Мы с главными моими офицерами, за исключением Подурова, стояли на наблюдательном пункте на переднем крае «каширского укрепрайона», прозванного «старой крепостью» — в старину здесь стояла такая, защищая русскую землю от татарских набегов. Остатки ее валов мы использовали при возведении редутов. На одном из них возвели замаскированный широкий дощатый помост, приподнятый над землей, позволявший скрытно наблюдать за подходами к бродам.

«Переправа,

переправа! Берег левый, берег правый…», — буркнул я себе под нос.
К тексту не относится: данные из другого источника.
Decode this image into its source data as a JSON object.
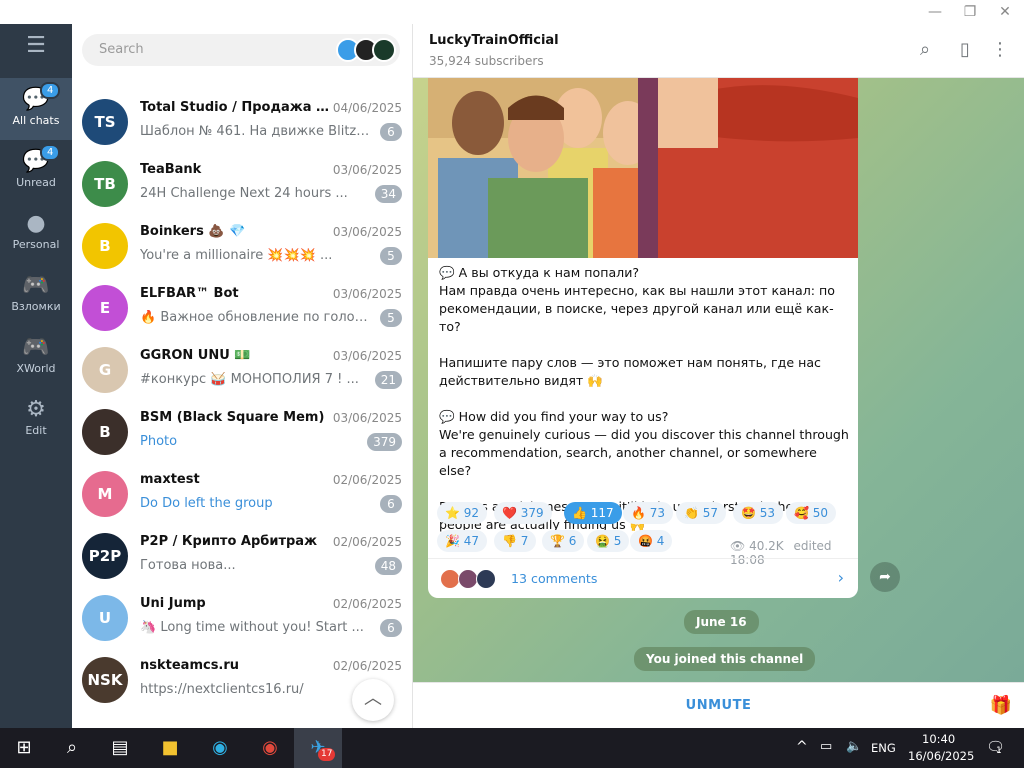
{
  "window": {
    "minimize": "—",
    "maximize": "❐",
    "close": "✕"
  },
  "rail": {
    "menu_icon": "hamburger-icon",
    "items": [
      {
        "label": "All chats",
        "badge": "4"
      },
      {
        "label": "Unread",
        "badge": "4"
      },
      {
        "label": "Personal"
      },
      {
        "label": "Взломки"
      },
      {
        "label": "XWorld"
      },
      {
        "label": "Edit"
      }
    ]
  },
  "search": {
    "placeholder": "Search"
  },
  "chats": [
    {
      "name": "Total Studio / Продажа и ...",
      "date": "04/06/2025",
      "preview": "Шаблон № 461. На движке Blitz-Sc...",
      "count": "6",
      "avatar": "TS",
      "color": "#1e4a78"
    },
    {
      "name": "TeaBank",
      "date": "03/06/2025",
      "preview": "24H Challenge  Next 24 hours ...",
      "count": "34",
      "avatar": "TB",
      "color": "#3d8c4a"
    },
    {
      "name": "Boinkers 💩 💎",
      "date": "03/06/2025",
      "preview": "You're a millionaire  💥💥💥 ...",
      "count": "5",
      "avatar": "B",
      "color": "#f2c500"
    },
    {
      "name": "ELFBAR™ Bot",
      "date": "03/06/2025",
      "preview": "🔥 Важное обновление по голосова...",
      "count": "5",
      "avatar": "E",
      "color": "#c24fd6"
    },
    {
      "name": "GGRON UNU 💵",
      "date": "03/06/2025",
      "preview": "#конкурс 🥁 МОНОПОЛИЯ 7 ! ...",
      "count": "21",
      "avatar": "G",
      "color": "#d9c7b0"
    },
    {
      "name": "BSM (Black Square Mem)",
      "date": "03/06/2025",
      "preview": "Photo",
      "count": "379",
      "avatar": "B",
      "color": "#3b2f2a",
      "link": true
    },
    {
      "name": "maxtest",
      "date": "02/06/2025",
      "preview": "Do Do left the group",
      "count": "6",
      "avatar": "M",
      "color": "#e66b8f",
      "link": true
    },
    {
      "name": "P2P / Крипто Арбитраж",
      "date": "02/06/2025",
      "preview": "Готова нова...",
      "count": "48",
      "avatar": "P2P",
      "color": "#152538"
    },
    {
      "name": "Uni Jump",
      "date": "02/06/2025",
      "preview": "🦄 Long time without you!  Start ...",
      "count": "6",
      "avatar": "U",
      "color": "#7cb8e8"
    },
    {
      "name": "nskteamcs.ru",
      "date": "02/06/2025",
      "preview": "https://nextclientcs16.ru/",
      "count": "",
      "avatar": "NSK",
      "color": "#4a3a2e"
    }
  ],
  "channel": {
    "title": "LuckyTrainOfficial",
    "subscribers": "35,924 subscribers"
  },
  "post": {
    "lines": [
      "💬 А вы откуда к нам попали?",
      "Нам правда очень интересно, как вы нашли этот канал: по рекомендации, в поиске, через другой канал или ещё как-то?",
      "",
      "Напишите пару слов — это поможет нам понять, где нас действительно видят 🙌",
      "",
      "💬 How did you find your way to us?",
      "We're genuinely curious — did you discover this channel through a recommendation, search, another channel, or somewhere else?",
      "",
      "Drop us a quick message — it'll help us understand where people are actually finding us 🙌"
    ],
    "reactions": [
      {
        "emoji": "⭐",
        "count": "92"
      },
      {
        "emoji": "❤️",
        "count": "379"
      },
      {
        "emoji": "👍",
        "count": "117",
        "mine": true
      },
      {
        "emoji": "🔥",
        "count": "73"
      },
      {
        "emoji": "👏",
        "count": "57"
      },
      {
        "emoji": "🤩",
        "count": "53"
      },
      {
        "emoji": "🥰",
        "count": "50"
      },
      {
        "emoji": "🎉",
        "count": "47"
      },
      {
        "emoji": "👎",
        "count": "7"
      },
      {
        "emoji": "🏆",
        "count": "6"
      },
      {
        "emoji": "🤮",
        "count": "5"
      },
      {
        "emoji": "🤬",
        "count": "4"
      }
    ],
    "views": "40.2K",
    "edited": "edited 18:08",
    "comments": "13 comments"
  },
  "date_pill": "June 16",
  "service_msg": "You joined this channel",
  "unmute": "UNMUTE",
  "taskbar": {
    "telegram_badge": "17",
    "lang": "ENG",
    "time": "10:40",
    "date": "16/06/2025",
    "notif": "1"
  }
}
— Что? — переспросил Савельев. И тут же добавил, влюбленно поедая меня глазами. — Съешь яблочко, Государь!

Он протянул мне наливной плод, но я только отмахнулся.

— Что видно, что передают с шара?

— Колонны движутся повзводно, сохраняя интервал между собой в десять-пятнадцать шагов.

— Сейчас деплояды зачнут. По четверо в ряд положено броды переходить.

Я уже знал, что «деплоядами» называется развертывание. Колонны сузятся, превратившись в узкую гусеницу, менее уязвимую для картечи.

— Пора!

Крылов отмахнул дальнобойной батарее, пристрелявшей заранее подходы к бродам. Пушки, давно заряженные, плюнули шрапнельными бомбами.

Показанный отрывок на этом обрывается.